For my thesis I am currently working on bilingual language acquisition, specifically of Catalan and Spanish. I am investigating how a certain linguistic structure that exists in Catalan (but not in Spanish) is acquired by three different groups of children: Catalan dominant, Spanish dominant, and balanced bilinguals. At the same time, I am researching whether the divergent acquisition of this structure by the three groups may lead to language change.
What is it about your grad program that enables you to thrive and be successful?
One quality that I really love of Hispanic Studies is how multidisciplinary it is.
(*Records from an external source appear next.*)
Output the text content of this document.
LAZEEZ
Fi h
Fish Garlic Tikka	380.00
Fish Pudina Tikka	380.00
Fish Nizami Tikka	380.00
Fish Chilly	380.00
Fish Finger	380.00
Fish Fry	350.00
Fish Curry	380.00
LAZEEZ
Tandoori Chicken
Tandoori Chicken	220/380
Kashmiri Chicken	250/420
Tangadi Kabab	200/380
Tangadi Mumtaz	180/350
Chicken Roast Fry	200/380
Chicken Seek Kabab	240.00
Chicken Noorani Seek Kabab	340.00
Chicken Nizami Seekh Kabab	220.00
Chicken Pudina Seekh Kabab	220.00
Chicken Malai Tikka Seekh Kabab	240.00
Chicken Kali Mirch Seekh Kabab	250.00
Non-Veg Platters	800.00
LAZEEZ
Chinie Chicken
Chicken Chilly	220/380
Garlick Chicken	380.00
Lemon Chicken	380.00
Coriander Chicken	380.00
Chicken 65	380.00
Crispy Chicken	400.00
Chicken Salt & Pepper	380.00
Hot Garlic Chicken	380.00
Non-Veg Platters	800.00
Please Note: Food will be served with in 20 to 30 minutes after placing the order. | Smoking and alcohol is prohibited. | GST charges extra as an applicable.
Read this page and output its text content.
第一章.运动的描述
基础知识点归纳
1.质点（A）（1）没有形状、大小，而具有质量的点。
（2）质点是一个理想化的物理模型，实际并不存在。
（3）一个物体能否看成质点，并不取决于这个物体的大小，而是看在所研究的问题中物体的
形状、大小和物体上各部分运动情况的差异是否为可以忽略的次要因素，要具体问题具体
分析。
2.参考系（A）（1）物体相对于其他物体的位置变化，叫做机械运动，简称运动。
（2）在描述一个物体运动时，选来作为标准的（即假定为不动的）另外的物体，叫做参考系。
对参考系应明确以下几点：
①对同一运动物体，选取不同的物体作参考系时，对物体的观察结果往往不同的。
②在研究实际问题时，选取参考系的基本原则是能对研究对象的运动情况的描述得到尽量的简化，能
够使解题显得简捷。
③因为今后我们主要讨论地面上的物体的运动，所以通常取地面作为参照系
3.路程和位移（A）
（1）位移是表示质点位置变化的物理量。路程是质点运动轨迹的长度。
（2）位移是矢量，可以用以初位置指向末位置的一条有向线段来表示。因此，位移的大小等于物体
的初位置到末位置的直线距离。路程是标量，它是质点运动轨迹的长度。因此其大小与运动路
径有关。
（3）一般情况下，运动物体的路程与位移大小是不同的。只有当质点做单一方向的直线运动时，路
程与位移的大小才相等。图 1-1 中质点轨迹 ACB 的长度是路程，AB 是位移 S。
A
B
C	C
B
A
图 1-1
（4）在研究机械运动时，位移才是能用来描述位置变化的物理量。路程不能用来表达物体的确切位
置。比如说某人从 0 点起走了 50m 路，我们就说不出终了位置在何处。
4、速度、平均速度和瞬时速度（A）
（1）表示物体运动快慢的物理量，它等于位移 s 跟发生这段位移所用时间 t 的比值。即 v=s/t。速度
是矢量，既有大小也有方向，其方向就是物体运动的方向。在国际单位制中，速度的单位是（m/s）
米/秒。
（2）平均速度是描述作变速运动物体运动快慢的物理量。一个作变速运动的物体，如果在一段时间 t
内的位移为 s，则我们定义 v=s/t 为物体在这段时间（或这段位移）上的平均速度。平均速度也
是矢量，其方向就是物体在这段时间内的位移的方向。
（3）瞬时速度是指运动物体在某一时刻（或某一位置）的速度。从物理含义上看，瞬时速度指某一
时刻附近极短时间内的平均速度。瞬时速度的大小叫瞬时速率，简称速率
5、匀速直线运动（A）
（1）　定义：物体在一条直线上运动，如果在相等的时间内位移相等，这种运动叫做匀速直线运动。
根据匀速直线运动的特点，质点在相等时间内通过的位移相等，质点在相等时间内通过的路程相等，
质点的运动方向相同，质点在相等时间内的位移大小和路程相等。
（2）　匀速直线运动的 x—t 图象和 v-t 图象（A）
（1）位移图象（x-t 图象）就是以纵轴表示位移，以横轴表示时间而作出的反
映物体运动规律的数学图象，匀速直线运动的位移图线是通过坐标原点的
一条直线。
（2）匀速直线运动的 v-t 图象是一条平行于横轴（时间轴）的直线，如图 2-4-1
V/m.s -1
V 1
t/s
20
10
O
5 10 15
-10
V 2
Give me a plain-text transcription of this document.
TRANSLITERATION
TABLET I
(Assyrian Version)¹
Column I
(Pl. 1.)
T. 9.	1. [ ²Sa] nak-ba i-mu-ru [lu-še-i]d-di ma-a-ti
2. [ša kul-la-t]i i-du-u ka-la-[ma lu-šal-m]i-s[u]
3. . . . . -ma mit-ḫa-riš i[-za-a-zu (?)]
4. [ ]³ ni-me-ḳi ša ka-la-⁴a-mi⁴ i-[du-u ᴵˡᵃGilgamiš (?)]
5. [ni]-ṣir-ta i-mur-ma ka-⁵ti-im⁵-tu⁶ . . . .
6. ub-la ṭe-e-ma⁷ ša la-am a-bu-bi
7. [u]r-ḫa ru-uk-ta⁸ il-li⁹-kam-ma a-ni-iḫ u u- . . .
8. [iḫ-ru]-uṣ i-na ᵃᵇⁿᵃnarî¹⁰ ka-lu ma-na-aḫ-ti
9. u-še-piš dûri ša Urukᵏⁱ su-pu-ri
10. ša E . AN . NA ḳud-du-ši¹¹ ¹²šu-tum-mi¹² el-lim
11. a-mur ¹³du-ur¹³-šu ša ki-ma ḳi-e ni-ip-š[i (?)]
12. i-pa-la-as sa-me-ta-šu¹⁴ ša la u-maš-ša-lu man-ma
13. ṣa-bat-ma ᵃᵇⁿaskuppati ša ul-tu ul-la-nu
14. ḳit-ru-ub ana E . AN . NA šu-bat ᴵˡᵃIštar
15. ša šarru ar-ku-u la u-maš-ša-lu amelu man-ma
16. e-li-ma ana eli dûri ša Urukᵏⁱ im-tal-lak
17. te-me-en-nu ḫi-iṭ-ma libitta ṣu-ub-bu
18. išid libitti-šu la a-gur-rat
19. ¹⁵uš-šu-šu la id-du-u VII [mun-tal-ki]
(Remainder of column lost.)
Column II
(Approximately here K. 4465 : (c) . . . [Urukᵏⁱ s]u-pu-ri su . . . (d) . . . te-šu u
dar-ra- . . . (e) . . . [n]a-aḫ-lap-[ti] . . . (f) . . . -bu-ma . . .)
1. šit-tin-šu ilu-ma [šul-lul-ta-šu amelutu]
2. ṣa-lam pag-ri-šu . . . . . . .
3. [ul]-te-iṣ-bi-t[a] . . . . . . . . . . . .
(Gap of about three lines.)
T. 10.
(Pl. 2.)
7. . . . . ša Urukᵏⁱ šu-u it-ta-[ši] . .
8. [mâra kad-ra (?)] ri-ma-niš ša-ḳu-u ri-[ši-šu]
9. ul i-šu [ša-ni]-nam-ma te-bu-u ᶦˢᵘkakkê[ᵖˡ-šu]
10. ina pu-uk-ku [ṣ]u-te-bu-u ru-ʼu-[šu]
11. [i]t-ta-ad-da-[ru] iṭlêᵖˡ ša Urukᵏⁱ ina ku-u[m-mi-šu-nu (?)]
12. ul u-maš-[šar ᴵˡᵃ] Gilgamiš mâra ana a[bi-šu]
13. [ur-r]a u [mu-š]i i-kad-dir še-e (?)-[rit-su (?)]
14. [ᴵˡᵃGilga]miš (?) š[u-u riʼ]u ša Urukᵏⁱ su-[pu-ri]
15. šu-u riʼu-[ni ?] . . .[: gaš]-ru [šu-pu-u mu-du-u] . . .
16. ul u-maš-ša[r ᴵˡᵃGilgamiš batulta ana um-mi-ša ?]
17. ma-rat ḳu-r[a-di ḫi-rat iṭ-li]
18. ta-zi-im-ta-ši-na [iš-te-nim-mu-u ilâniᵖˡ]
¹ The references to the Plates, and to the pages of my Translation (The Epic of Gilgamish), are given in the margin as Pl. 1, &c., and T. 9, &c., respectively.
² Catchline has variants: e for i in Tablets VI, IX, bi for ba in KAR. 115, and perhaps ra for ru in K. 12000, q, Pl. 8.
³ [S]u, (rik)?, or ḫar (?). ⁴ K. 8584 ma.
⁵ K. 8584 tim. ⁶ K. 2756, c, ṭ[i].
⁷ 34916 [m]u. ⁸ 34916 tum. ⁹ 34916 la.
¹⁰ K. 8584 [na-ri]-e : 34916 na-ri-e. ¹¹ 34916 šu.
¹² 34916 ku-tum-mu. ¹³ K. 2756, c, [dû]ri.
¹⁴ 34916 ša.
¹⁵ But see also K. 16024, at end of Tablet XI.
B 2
Because of this, we can work on a wide range of topics and on projects that intersect with other fields, such as Psychology, Anthropology, or Computer Science. I think this is very beneficial for us as students because we are not becoming experts in just one very specific thing, but very competent in different areas.
What is your “dream” career?
An intellectually challenging career that would allow me to work on different things at the same time would be ideal.
What’s the best advice you could give to someone considering applying to your graduate program?
Some graduate students know what they want to work on starting on day one, which is great, but I would still encourage them to explore different areas of Linguistics.
What idea, suggestion, or comment would you like to share with the Western graduate community?
As an international student, one of the aspects I admire the most of the Western University (or perhaps Canadian) culture is how willing everyone is to help you out. My suggestion, then, is to ask for help/clarification/advice as often as it is necessary.
Where is “home” for you?
Barcelona, Spain, although I must admit that when I arrive to London after a trip, it does feel like home, too.
What one thing would you like people to know about you?
The more snow, the better; you won’t hear me complain in the winter.